I am preparing for the California Geotechnical Engineer (GE) examination and have not had much luck finding resources (i.e., sample exams) or recommendations on study materials.

Any recommendations or thoughts on how best to prepare?

For those that have taken the test - how difficult is the exam? Was the challenge technical expertise or time management on the test?


----------



## Sapper PE LS (May 7, 2014)

Moving this to the appropriate subforum.


----------



## Sapper PE LS (Dec 11, 2014)

Here's on that might interest you Cookie Monster.


----------



## will8250 (Apr 21, 2015)

FIA, were you able to find any resources to study for the California GE? The California PELS website has the topics that will be covered on the exam. CalGeo has some DVDs (of old recorded GE prep lectures) that you can order. That's all that I'm aware of. Any luck finding practice exam or questions?


----------



## FIA (Jul 6, 2015)

After doing some digging there are very limited resources available. I did find the videos through CalGeo, but unfortunately they are dated and limited. I have heard that the depth geotech sections from the CE exams are a reasonable starting point for exam preparation.


----------



## pelelo (Mar 22, 2018)

FIA said:


> After doing some digging there are very limited resources available. I did find the videos through CalGeo, but unfortunately they are dated and limited. I have heard that the depth geotech sections from the CE exams are a reasonable starting point for exam preparation.

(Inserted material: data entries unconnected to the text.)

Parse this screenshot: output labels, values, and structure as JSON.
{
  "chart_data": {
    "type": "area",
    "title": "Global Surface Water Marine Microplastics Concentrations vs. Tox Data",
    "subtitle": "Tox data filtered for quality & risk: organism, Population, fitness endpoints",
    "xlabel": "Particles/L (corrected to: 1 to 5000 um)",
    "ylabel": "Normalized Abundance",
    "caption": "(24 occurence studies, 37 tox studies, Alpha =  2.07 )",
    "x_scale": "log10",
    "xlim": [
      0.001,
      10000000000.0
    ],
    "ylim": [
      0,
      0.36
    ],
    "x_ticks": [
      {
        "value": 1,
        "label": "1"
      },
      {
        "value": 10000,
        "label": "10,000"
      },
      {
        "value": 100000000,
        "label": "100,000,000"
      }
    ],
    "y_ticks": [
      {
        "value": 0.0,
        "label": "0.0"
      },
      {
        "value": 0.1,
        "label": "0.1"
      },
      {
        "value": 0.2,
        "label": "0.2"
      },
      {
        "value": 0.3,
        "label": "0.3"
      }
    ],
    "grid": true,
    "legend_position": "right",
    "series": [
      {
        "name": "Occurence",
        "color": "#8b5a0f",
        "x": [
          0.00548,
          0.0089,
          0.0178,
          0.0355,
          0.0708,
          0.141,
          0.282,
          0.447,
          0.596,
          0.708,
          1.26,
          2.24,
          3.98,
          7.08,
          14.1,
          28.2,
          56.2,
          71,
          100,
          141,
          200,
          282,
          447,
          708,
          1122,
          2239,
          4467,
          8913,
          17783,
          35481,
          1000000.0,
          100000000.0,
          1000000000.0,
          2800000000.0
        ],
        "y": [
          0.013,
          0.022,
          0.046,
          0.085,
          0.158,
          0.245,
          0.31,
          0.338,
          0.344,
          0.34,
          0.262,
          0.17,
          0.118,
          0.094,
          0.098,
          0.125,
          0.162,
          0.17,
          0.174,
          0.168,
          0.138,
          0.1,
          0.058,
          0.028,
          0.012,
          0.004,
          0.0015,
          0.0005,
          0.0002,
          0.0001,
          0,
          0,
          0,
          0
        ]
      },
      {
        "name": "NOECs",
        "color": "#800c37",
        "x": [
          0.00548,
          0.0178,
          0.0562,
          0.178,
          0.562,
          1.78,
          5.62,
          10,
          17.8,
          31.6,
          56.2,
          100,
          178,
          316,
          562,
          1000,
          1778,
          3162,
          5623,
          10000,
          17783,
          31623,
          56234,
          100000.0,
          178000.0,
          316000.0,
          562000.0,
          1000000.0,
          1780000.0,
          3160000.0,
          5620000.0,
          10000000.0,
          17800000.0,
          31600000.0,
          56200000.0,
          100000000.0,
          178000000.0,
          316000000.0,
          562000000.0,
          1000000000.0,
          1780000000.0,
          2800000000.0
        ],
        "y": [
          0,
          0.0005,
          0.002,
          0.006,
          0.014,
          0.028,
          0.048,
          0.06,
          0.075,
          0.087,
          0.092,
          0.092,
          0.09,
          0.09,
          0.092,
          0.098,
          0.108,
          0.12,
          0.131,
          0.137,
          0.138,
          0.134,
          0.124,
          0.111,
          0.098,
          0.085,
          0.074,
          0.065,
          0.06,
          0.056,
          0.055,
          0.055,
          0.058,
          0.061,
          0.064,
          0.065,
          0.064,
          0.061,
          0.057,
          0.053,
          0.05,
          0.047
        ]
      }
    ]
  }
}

Were you able to sit for this exam?, Are all the references provided by the CA board useful?, what about the CA videos?


----------



## pelelo (Mar 22, 2018)

Sapper PE LS said:


> Moving this to the appropriate subforum.


Where is this sub-forum?


----------



## Sapper PE LS (Mar 22, 2018)

pelelo said:


> Where is this sub-forum?


If you responded to it, you're in it.


----------



## pelelo (Mar 22, 2018)

thanks, I thought this forum was moved somewhere else.


----------